Best/worst case rating scenario
International scale credit ratings of Non-Financial Corporate issuers have a best-case rating upgrade scenario (defined as the 99th percentile of rating transitions, measured in a positive direction) of three notches over a three-year rating horizon; and a worst-case rating downgrade scenario (defined as the 99th percentile of rating transitions, measured in a negative direction) of four notches over three years. The complete span of best- and worst-case scenario credit ratings for all rating categories ranges from ‘AAA’ to ‘D’. Best- and worst-case scenario credit ratings are based on historical performance. For more information about the methodology used to determine sector-specific best- and worst-case scenario credit ratings, visit https://www.fitchratings.com/site/re/10111579.

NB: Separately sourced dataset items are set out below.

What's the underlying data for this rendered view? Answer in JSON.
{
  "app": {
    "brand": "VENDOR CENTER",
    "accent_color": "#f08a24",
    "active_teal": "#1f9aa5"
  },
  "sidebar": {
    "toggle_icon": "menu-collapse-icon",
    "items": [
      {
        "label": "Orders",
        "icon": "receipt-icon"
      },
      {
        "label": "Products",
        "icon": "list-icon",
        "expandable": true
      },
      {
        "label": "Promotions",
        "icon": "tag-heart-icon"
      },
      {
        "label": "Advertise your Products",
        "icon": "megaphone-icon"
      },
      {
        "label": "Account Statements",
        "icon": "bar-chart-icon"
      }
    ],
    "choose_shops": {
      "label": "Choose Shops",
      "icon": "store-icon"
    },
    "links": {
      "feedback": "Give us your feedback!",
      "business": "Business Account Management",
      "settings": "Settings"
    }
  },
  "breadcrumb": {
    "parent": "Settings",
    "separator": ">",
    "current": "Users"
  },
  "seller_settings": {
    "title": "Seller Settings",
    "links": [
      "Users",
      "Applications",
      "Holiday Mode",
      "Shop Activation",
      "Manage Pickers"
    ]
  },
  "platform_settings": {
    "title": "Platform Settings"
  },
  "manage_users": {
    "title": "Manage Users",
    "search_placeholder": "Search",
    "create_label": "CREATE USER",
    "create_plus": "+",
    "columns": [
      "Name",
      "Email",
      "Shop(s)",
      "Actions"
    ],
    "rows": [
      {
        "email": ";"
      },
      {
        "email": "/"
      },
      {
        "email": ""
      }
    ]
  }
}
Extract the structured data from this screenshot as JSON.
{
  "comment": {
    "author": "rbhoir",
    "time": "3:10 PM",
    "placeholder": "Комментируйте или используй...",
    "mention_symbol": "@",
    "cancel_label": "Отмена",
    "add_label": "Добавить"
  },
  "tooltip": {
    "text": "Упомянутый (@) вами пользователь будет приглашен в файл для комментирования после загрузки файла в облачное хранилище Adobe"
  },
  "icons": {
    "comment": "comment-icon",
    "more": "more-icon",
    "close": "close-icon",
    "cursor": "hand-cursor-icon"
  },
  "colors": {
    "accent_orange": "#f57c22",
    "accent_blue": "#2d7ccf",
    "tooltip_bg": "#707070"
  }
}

Liquidity and debt structure
Adequate Liquidity: Bharti had cash and equivalents of INR130 billion (USD1.7 billion) at end-September 2021 and undrawn committed facilities, which were sufficient to pay the short-term debt maturities of INR156 billion (USD2.1 billion). Liquidity was further boosted by completion of fully subscribed USD2.8 billion equity rights issue, of which 25% was called in October 2021. The rights issue is fully underwritten by the promoter group.

Revolving facilities account for a large part of the short-term debt. Bharti has strong access to Indian and multinational banks and capital markets, as evident from its issuance of around USD9 billion of senior and perpetual bonds over the previous seven years in US dollars, euros and Swiss francs.